Захидов орал в микрофон, стараясь привлечь внимание прохожих:
– …нельзя поддаваться провокации подонкам из Интернета! Они хотят свернуть нас с истинного пути, сломить колени нашему народу, сделать зависимым от Запада!..
– Да-да, мы против продукции «массовой культуры»! – поддакивал Абдуллаев, тряся колпаком. – Во всем виноваты евреи и таджики! Наша нация – самая древняя в Центральной Азии!
Никто из прохожих не останавливался возле них, не проявляя ни интереса, ни поддержки. Ещё одного человека я узнал – Баходир Мусаев, бывший социолог, теперь бренчал на дутаре 44 и пел какую-то заунывную песню. Известно было, что Мусаев примыкал к любой идеологии, за которую ему заплатят, –
44
Дутар – узбекский струнный инструмент.
Политические реалии Узбекистана были суровы. Я не занимался политикой, но этих людей знал, так как когда-то все они вращались в научной среде. Но теперь они променяли науку на жалкие попытки угодить властям. Я презрительно сплюнул и отвернулся, двинулся дальше. У центрального входа в метро я остановился, поковырялся в портмоне, бросил жетон в турникет и прошёл внутрь.
Метрополитен Ташкента – инженерное чудо, сплетение архитектурной грации и инженерной точности. Каждая станция здесь была как музейный зал, оформленный в особом стиле: своды, украшенные национальными орнаментами, мраморные колонны, витражи и мозаики.

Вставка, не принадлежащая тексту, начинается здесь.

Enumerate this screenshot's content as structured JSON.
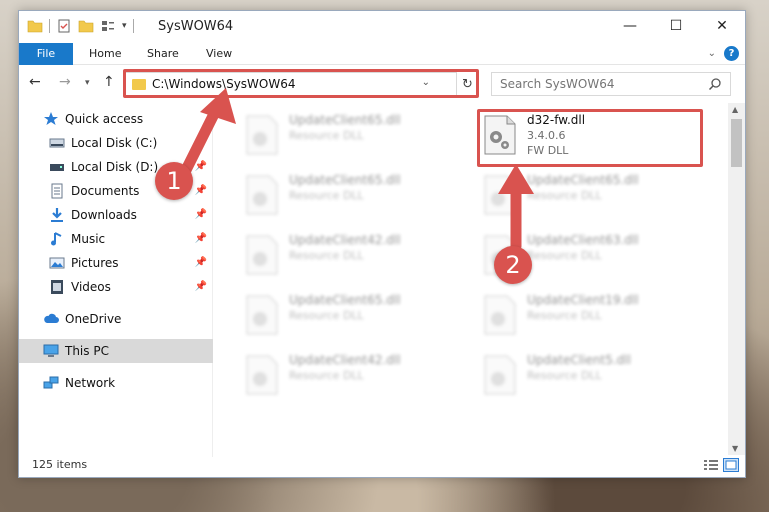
{
  "window": {
    "title": "SysWOW64"
  },
  "ribbon": {
    "tabs": [
      "File",
      "Home",
      "Share",
      "View"
    ]
  },
  "address": {
    "path": "C:\\Windows\\SysWOW64"
  },
  "search": {
    "placeholder": "Search SysWOW64"
  },
  "sidebar": {
    "items": [
      {
        "label": "Quick access",
        "icon": "star-icon",
        "pinned": false
      },
      {
        "label": "Local Disk (C:)",
        "icon": "drive-icon",
        "pinned": true
      },
      {
        "label": "Local Disk (D:)",
        "icon": "drive-icon",
        "pinned": true
      },
      {
        "label": "Documents",
        "icon": "documents-icon",
        "pinned": true
      },
      {
        "label": "Downloads",
        "icon": "download-icon",
        "pinned": true
      },
      {
        "label": "Music",
        "icon": "music-icon",
        "pinned": true
      },
      {
        "label": "Pictures",
        "icon": "pictures-icon",
        "pinned": true
      },
      {
        "label": "Videos",
        "icon": "videos-icon",
        "pinned": true
      },
      {
        "label": "OneDrive",
        "icon": "cloud-icon",
        "pinned": false
      },
      {
        "label": "This PC",
        "icon": "computer-icon",
        "pinned": false,
        "selected": true
      },
      {
        "label": "Network",
        "icon": "network-icon",
        "pinned": false
      }
    ]
  },
  "files": {
    "left": [
      {
        "name": "UpdateClient65.dll",
        "type": "Resource DLL"
      },
      {
        "name": "UpdateClient65.dll",
        "type": "Resource DLL"
      },
      {
        "name": "UpdateClient42.dll",
        "type": "Resource DLL"
      },
      {
        "name": "UpdateClient65.dll",
        "type": "Resource DLL"
      },
      {
        "name": "UpdateClient42.dll",
        "type": "Resource DLL"
      }
    ],
    "highlighted": {
      "name": "d32-fw.dll",
      "version": "3.4.0.6",
      "type": "FW DLL"
    },
    "right": [
      {
        "name": "UpdateClient65.dll",
        "type": "Resource DLL"
      },
      {
        "name": "UpdateClient63.dll",
        "type": "Resource DLL"
      },
      {
        "name": "UpdateClient19.dll",
        "type": "Resource DLL"
      },
      {
        "name": "UpdateClient5.dll",
        "type": "Resource DLL"
      }
    ]
  },
  "status": {
    "item_count": "125 items"
  },
  "annotations": {
    "step1": "1",
    "step2": "2",
    "color": "#d9534f"
  },
  "colors": {
    "accent": "#1979ca",
    "folder": "#f2c94c"
  }
}
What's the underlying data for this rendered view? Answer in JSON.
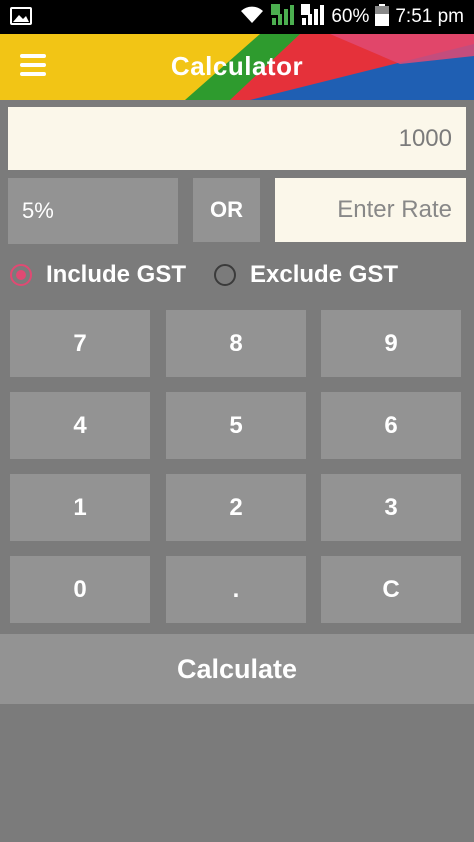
{
  "status_bar": {
    "battery": "60%",
    "time": "7:51 pm",
    "sim1": "1",
    "sim2": "2",
    "icons": [
      "image-notification-icon",
      "wifi-icon",
      "signal-sim1-icon",
      "signal-sim2-icon",
      "battery-icon"
    ]
  },
  "header": {
    "title": "Calculator",
    "menu_icon": "hamburger-menu-icon",
    "colors": {
      "yellow": "#f2c515",
      "green": "#2e9b2e",
      "red": "#e5313a",
      "blue": "#1f5fb3",
      "pink": "#e04a73"
    }
  },
  "amount": {
    "value": "1000"
  },
  "rate": {
    "selected": "5%",
    "or_label": "OR",
    "input_placeholder": "Enter Rate"
  },
  "gst_options": [
    {
      "label": "Include GST",
      "checked": true
    },
    {
      "label": "Exclude GST",
      "checked": false
    }
  ],
  "keypad": {
    "keys": [
      "7",
      "8",
      "9",
      "4",
      "5",
      "6",
      "1",
      "2",
      "3",
      "0",
      ".",
      "C"
    ]
  },
  "calculate_label": "Calculate",
  "colors": {
    "background": "#7b7b7b",
    "key": "#939393",
    "field": "#fbf7ea",
    "accent": "#e04a73"
  }
}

Светлые тона станций отражали архитектурные традиции страны, делая пространство лёгким и воздушным, несмотря на его глубину.
На станции было не многолюдно. Поезд на «Буюк Ипак Йули» 45 уже ушел, и платформа с той стороны оказалась пустой. В моём же направлении – до станции «Пахтакор» – стояли человек десять. Два милиционера, охранявших станцию, проверяли документы у какого-то старичка, наверное, из сельской местности; сержант тыкал пальцем в его бороду и громко спрашивал:
– Сиз ким, аммаки, – ваххабит ми? Нимага соколиз узун? 46
Я невольно усмехнулся: местные милиционеры порой определяли степень принадлежности человека к радикальным организациям по длине бороды. Такие были стереотипы: исламские радикалы носили бороды, а значит, их следовало проверить и, возможно, получить откуп, если нечто компрометирующее все же обнаружат. Этот подход давно казался неуместным, но, видимо, оставался удобным для органов правопорядка.
45
Буюк Ипак Йули (узб.) – Великий Шелковый Путь.
46
Сиз ким, аммаки, – ваххабит ми? Нимага соколиз узун? (узб.) – Вы кто, дядя, – ваххабит что ли? Почему борода длинная?
Пока милиционеры проверяли бороду сельчанина, в метро спустился человек в соломенной шляпе. Я заметил его сразу – у него было лицо, явно выделяющееся среди типичных узбекских черт, напоминающее скорее латиноамериканца: кожа чуть красноватого оттенка, широкие скулы, узкие глаза и крупные губы. Это был явный мексиканец.
Он бросил взгляд на меня, острый, как вспышка лазера, и отвернулся. Меня пробрала странная тревога. Нет, это не был страх – скорее беспокойство, как будто я предчувствовал, что эта встреча будет иметь последствия.
Тут подъехал электропоезд, и двери вагона плавно раскрылись. Внутри вагона царила тишина, лишь мерно звучали стуки колёс и гул вентиляции. Полусиденья вдоль стен покрывала светлая обивка, слегка выцветшая и потрепанная. На стенах висела реклама, вызывавшая двоякие ощущения: «Бдительность – веление времени!», «Внимательно следи за всеми, кто рядом. Может, это террорист!» Я вздохнул: экстремисты действительно не дремали, но повсюду ощущалась паранойя. Она пропитывала нашу жизнь, превращая даже обычную поездку в метро в сеанс настороженного наблюдения за каждым пассажиром.